Entré dans le cercle des quinquas depuis l’année dernière, Jazz à Juan est le plus ancien des festivals européens dédiés à la note bleue. Après tant d’années de service, on pourrait craindre l’embourgeoisement, comme dans ces pièces où les beaux meubles prennent un peu trop la poussière. En fait, c’est plutôt l’inverse qui se produit. Passé sous la direction artistique de Jean-René Palacio (qui a remplacé Harry Lapp, désormais en charge du Nice Jazz Festival) depuis 2010, le rendez-vous juanais a trouvé un nouveau souffle. Vendredi soir, pour la deuxième soirée de l’édition 2011, c’est une escouade de All-stars (Herbie Hancock, Marcus Miller, Wayne Shorter) qui a débarqué à la Pinède qui a débarqué pour rendre hommage au génie de Miles Davis.

Derrière les affiches grandiloquentes, tapageuses où le mot “hommage” s’étale en lettres grasses, on peut s’attendre à tout.
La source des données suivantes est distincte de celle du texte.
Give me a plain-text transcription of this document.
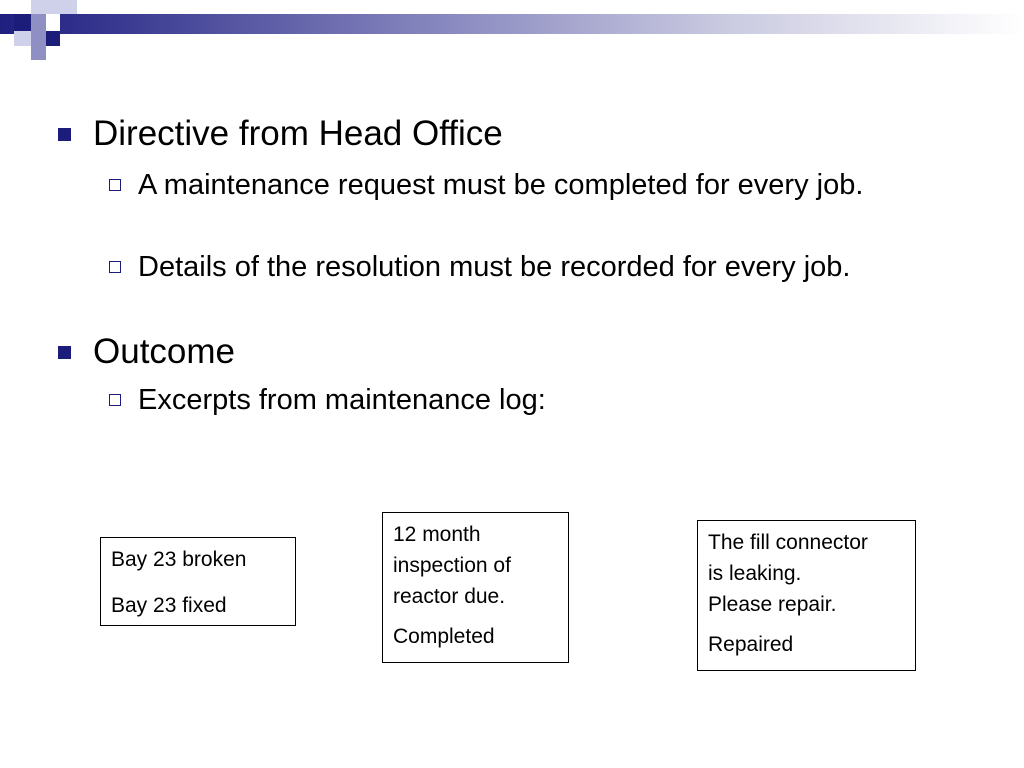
Directive from Head Office
A maintenance request must be completed for every job.
Details of the resolution must be recorded for every job.
Outcome
Excerpts from maintenance log:

Bay 23 broken

Bay 23 fixed

12 month

inspection of

reactor due.

Completed

The fill connector

is leaking.

Please repair.

Repaired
A la bouillie infâme de zikos qui, en croyant saluer le talent de leurs idoles, n’offrent qu’une copie “Made in Taïwan” de l’objet de leurs rêveries. On peut aussi avoir droit à quelque chose de très propre, à une prestation proche de l’originale, la fraîcheur et l’inattendu en moins.
Et puis on peut avoir du bol. Tomber sur des cracks, capables de jouer les notes de tout le monde comme personne. Vendredi soir à la Pinède, il n’était pas question de tomber dans le karaoké jazzy. Pas le genre des légendes invitées à saluer la mémoire de Miles, sûrement en train de planer sur le rivage de la Méditerranée.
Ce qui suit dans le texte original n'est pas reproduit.